Il ressort de la demande de retraite personnelle effectuée par Madame [W] le 1er juin 2012 que celle-ci a seulement coché la case « régime général de sécurité sociale » puis « salarié(e) du régime général » et n’a pas coché la case « régimes spéciaux des salariés (fonctionnaires, [4]-[5], [6],…) ».
L’organisme info retraite a écrit à Madame [W] le 5 novembre 2023 en lui indiquant qu’elle avait des droits non réclamés dans le régime RAFP.
Madame [W] a ensuite bénéficié d’un capital de 378,93 € servi par la RAFP à compter du 1er janvier 2024.
En conséquence, Madame [W] n’avait pas demandé et ne percevait pas l’intégralité de ses retraites complémentaires lorsqu’elle a sollicité le MICO. Elle ne remplissait donc pas la condition de subsidiarité pour se voir octroyer cette majoration à compter du 1er octobre 2012.
La CARSAT a déterminé un trop perçu pour la période du 1er avril 2022 au 31 décembre 2023, tenant compte de la prescription biennale, à hauteur de 2.540,22 €.
Madame [W] sera en conséquence déboutée de son recours et condamnée à payer à la CARSAT une somme de 2.540,22 € au titre d’un trop-perçu de MICO pour la période du 1er avril 2022 au 31 décembre 2023.
Aucun élément ne justifie que l’exécution provisoire soit ordonnée.

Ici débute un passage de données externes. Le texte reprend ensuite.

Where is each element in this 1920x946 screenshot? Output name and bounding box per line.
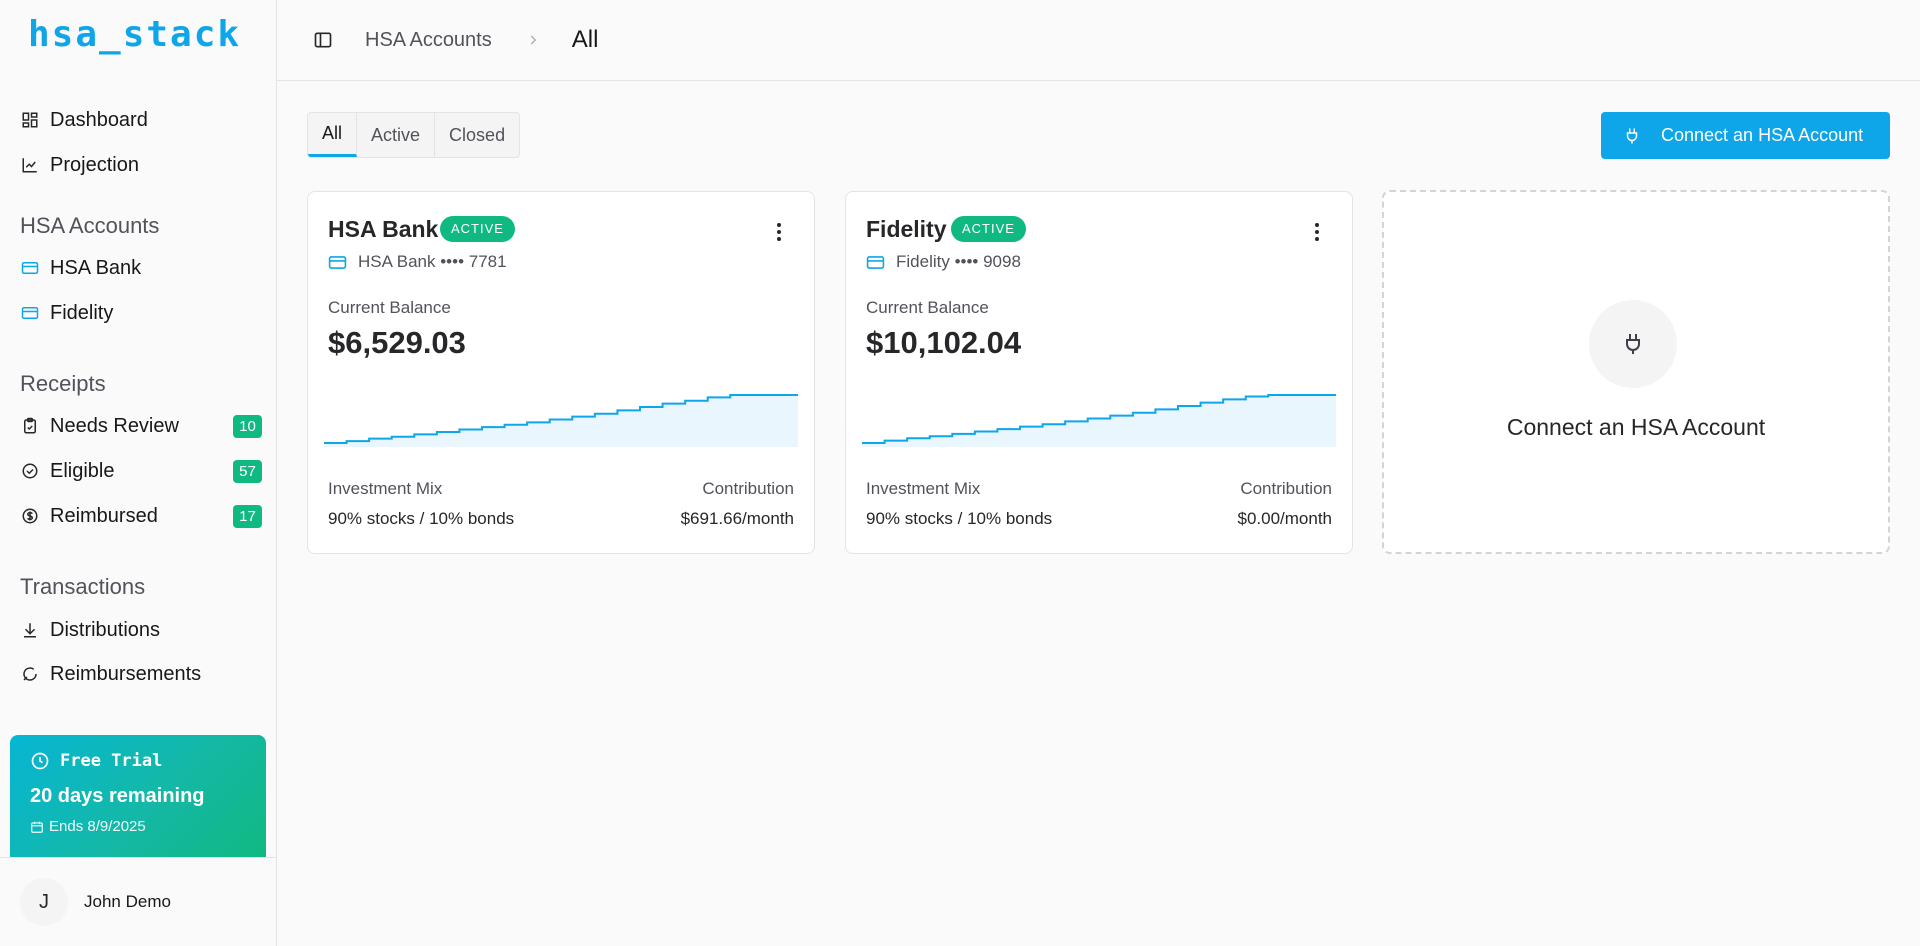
refresh-icon	[20, 664, 40, 684]
investment-mix-value: 90% stocks / 10% bonds	[328, 509, 515, 528]
dashboard-icon	[20, 110, 40, 130]
more-options-icon[interactable]	[776, 222, 782, 242]
credit-card-icon	[20, 258, 40, 278]
contribution-label: Contribution	[1240, 479, 1332, 498]
contribution-value: $0.00/month	[1237, 509, 1332, 528]
account-number: Fidelity •••• 9098	[896, 252, 1021, 271]
calendar-icon	[31, 821, 43, 833]
connect-hsa-account-button[interactable]: Connect an HSA Account	[1601, 112, 1890, 159]
sidebar-item-needs-review[interactable]: Needs Review 10	[20, 410, 262, 442]
status-badge: ACTIVE	[951, 216, 1026, 242]
check-circle-icon	[20, 461, 40, 481]
user-profile[interactable]: J John Demo	[0, 857, 276, 946]
filter-tabs: All Active Closed	[307, 112, 521, 158]
chart-line-icon	[20, 155, 40, 175]
account-number: HSA Bank •••• 7781	[358, 252, 507, 271]
sidebar-item-label: Needs Review	[50, 414, 179, 437]
sidebar-item-label: Dashboard	[50, 108, 148, 131]
tab-closed[interactable]: Closed	[435, 113, 519, 157]
section-label-hsa-accounts: HSA Accounts	[20, 213, 160, 238]
free-trial-banner[interactable]: Free Trial 20 days remaining Ends 8/9/20…	[10, 735, 266, 857]
connect-card-label: Connect an HSA Account	[1506, 414, 1766, 440]
tab-active[interactable]: Active	[357, 113, 436, 157]
sidebar-toggle-button[interactable]	[311, 28, 335, 52]
plug-icon	[1626, 334, 1640, 354]
sidebar-item-label: HSA Bank	[50, 256, 142, 279]
current-balance: $6,529.03	[328, 325, 466, 360]
count-badge: 17	[233, 505, 262, 528]
sidebar-item-label: Reimbursed	[50, 504, 158, 527]
account-name: Fidelity	[866, 216, 947, 242]
top-header: HSA Accounts All	[277, 0, 1920, 81]
sidebar-item-label: Fidelity	[50, 301, 114, 324]
sidebar-item-label: Projection	[50, 153, 139, 176]
balance-sparkline	[324, 394, 798, 447]
connect-button-label: Connect an HSA Account	[1661, 125, 1864, 145]
breadcrumb-hsa-accounts[interactable]: HSA Accounts	[365, 29, 492, 52]
sidebar-item-fidelity[interactable]: Fidelity	[20, 297, 262, 329]
contribution-value: $691.66/month	[680, 509, 794, 528]
sidebar-item-label: Reimbursements	[50, 662, 202, 685]
trial-title: Free Trial	[60, 751, 163, 771]
sidebar-item-hsa-bank[interactable]: HSA Bank	[20, 252, 262, 284]
account-name: HSA Bank	[328, 216, 439, 242]
investment-mix-label: Investment Mix	[866, 479, 981, 498]
balance-label: Current Balance	[866, 298, 989, 317]
trial-days-remaining: 20 days remaining	[30, 785, 205, 807]
page-title: All	[571, 26, 599, 53]
more-options-icon[interactable]	[1314, 222, 1320, 242]
user-name: John Demo	[84, 892, 171, 911]
clipboard-check-icon	[20, 416, 40, 436]
app-logo[interactable]: hsa_stack	[28, 14, 241, 55]
balance-sparkline	[862, 394, 1336, 447]
count-badge: 10	[233, 415, 262, 438]
contribution-label: Contribution	[702, 479, 794, 498]
plug-icon-circle	[1589, 300, 1677, 388]
sidebar-item-reimbursements[interactable]: Reimbursements	[20, 658, 262, 690]
sidebar-item-label: Distributions	[50, 618, 161, 641]
section-label-receipts: Receipts	[20, 371, 106, 396]
sidebar-item-projection[interactable]: Projection	[20, 149, 262, 181]
download-icon	[20, 620, 40, 640]
sidebar-item-reimbursed[interactable]: Reimbursed 17	[20, 500, 262, 532]
count-badge: 57	[233, 460, 262, 483]
chevron-right-icon	[526, 32, 542, 48]
current-balance: $10,102.04	[866, 325, 1022, 360]
investment-mix-value: 90% stocks / 10% bonds	[866, 509, 1053, 528]
sparkline-area	[324, 395, 798, 447]
credit-card-icon	[20, 303, 40, 323]
credit-card-icon	[866, 255, 885, 269]
sidebar-item-eligible[interactable]: Eligible 57	[20, 455, 262, 487]
sidebar-item-label: Eligible	[50, 459, 115, 482]
account-card-hsa-bank[interactable]: HSA Bank ACTIVE HSA Bank •••• 7781 Curre…	[307, 191, 815, 554]
trial-end-date: Ends 8/9/2025	[49, 818, 146, 835]
plug-icon	[1626, 128, 1638, 143]
section-label-transactions: Transactions	[20, 574, 146, 599]
clock-icon	[31, 752, 49, 770]
tab-all[interactable]: All	[308, 113, 358, 157]
avatar: J	[20, 878, 68, 926]
sparkline-area	[862, 395, 1336, 447]
investment-mix-label: Investment Mix	[328, 479, 443, 498]
sidebar-toggle-icon	[314, 32, 332, 48]
credit-card-icon	[328, 255, 347, 269]
status-badge: ACTIVE	[440, 216, 515, 242]
balance-label: Current Balance	[328, 298, 451, 317]
account-card-fidelity[interactable]: Fidelity ACTIVE Fidelity •••• 9098 Curre…	[845, 191, 1353, 554]
sidebar-item-dashboard[interactable]: Dashboard	[20, 104, 262, 136]
connect-hsa-account-card[interactable]: Connect an HSA Account	[1382, 190, 1890, 554]
dollar-circle-icon	[20, 506, 40, 526]
sidebar: hsa_stack Dashboard Projection HSA Accou…	[0, 0, 277, 946]
sidebar-item-distributions[interactable]: Distributions	[20, 614, 262, 646]
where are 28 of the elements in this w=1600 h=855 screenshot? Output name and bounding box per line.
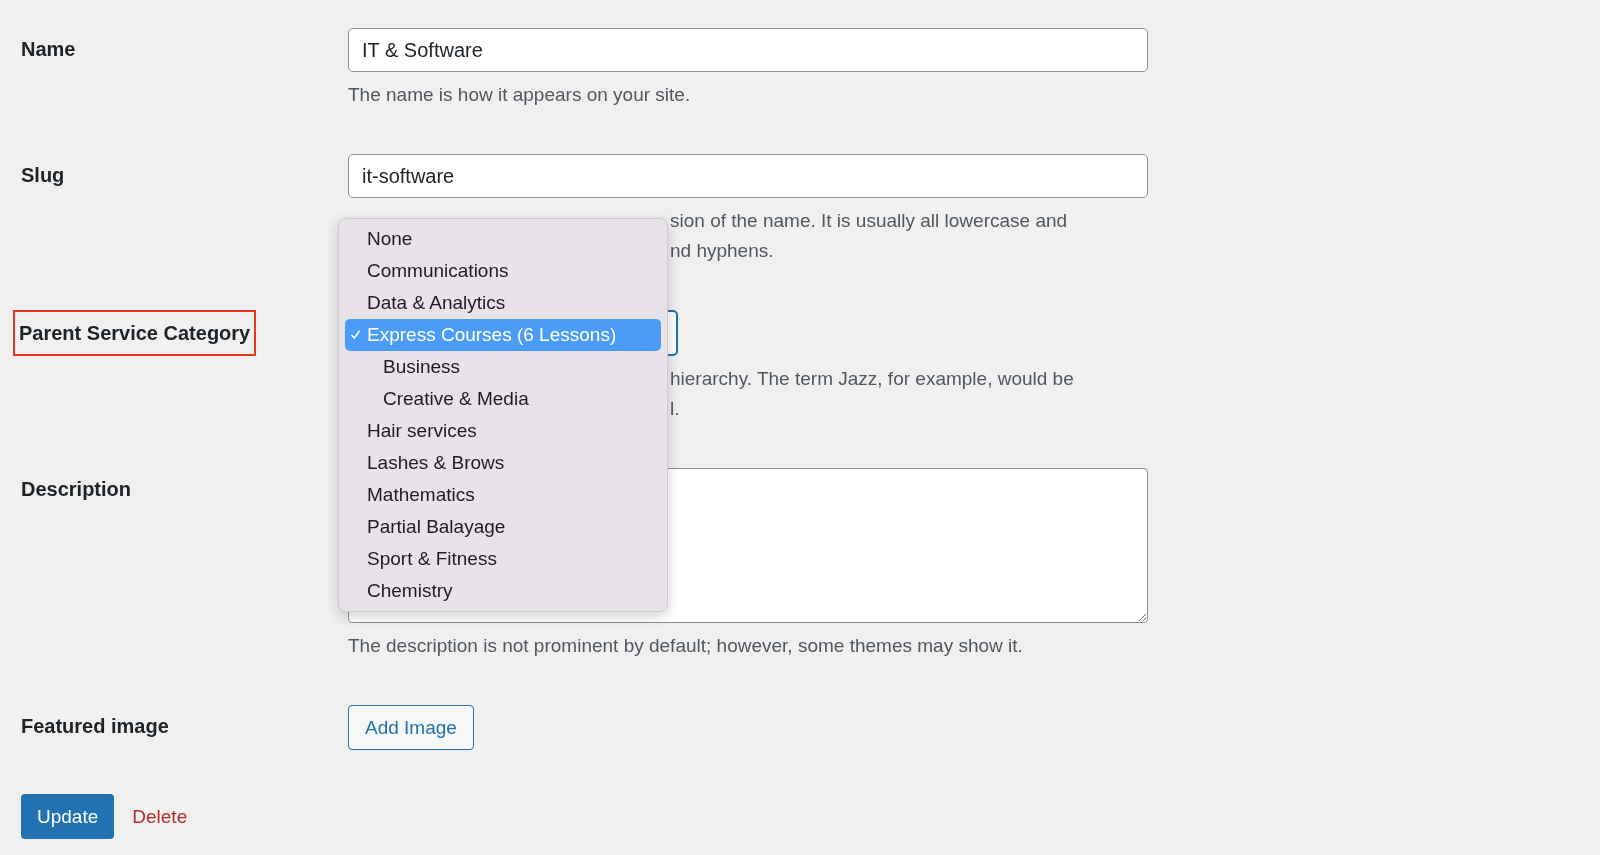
check-icon: [350, 329, 361, 340]
menu-option[interactable]: Creative & Media: [345, 383, 661, 415]
menu-option[interactable]: Mathematics: [345, 479, 661, 511]
hint-text: hierarchy. The term Jazz, for example, would be: [670, 367, 1074, 391]
field-label: Slug: [21, 163, 65, 188]
menu-option[interactable]: Lashes & Brows: [345, 447, 661, 479]
hint-text: sion of the name. It is usually all lowercase and: [670, 209, 1068, 233]
field-label: Description: [21, 477, 132, 502]
menu-option[interactable]: Sport & Fitness: [345, 543, 661, 575]
menu-option[interactable]: Chemistry: [345, 575, 661, 607]
delete-link[interactable]: Delete: [132, 805, 188, 828]
text-field[interactable]: IT & Software: [348, 28, 1148, 72]
menu-option[interactable]: Communications: [345, 255, 661, 287]
hint-text: nd hyphens.: [670, 239, 774, 263]
field-label: Featured image: [21, 714, 169, 739]
field-label: Parent Service Category: [13, 310, 257, 356]
menu-option[interactable]: Data & Analytics: [345, 287, 661, 319]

Madame [W] qui succombe sera condamnée aux dépens de l’instance.
PAR CES MOTIFS :
Le tribunal, statuant par décision mise à disposition au greffe, contradictoirement et en dernier ressort,
DÉCLARE recevable mais non fondé le recours formé par Madame [H] [W] ;
CONDAMNE Madame [H] [W] à payer à la CARSAT Centre Val de Loire la somme de 2.540,22 € au titre d’un trop-perçu de MICO pour la période du 1er avril 2022 au 31 décembre 2023 ;
DÉBOUTE les parties du surplus de leurs prétentions ;
DIT n’y avoir lieu à ordonner l’exécution provisoire ;
CONDAMNE Madame [H] [W] aux dépens.
ET DIT que conformément aux dispositions des articles 605 et 612 du code de procédure civile, la présente décision peut être attaquée devant la COUR de CASSATION par ministère d’un avocat au Conseil d’Etat et à la Cour de Cassation, dans le délai de DEUX MOIS à compter du jour de notification de la présente décision.
Elle devra être accompagnée d’une copie de la décision.
Ainsi fait et jugé au Tribunal judiciaire de TOURS, le 20 Octobre 2025.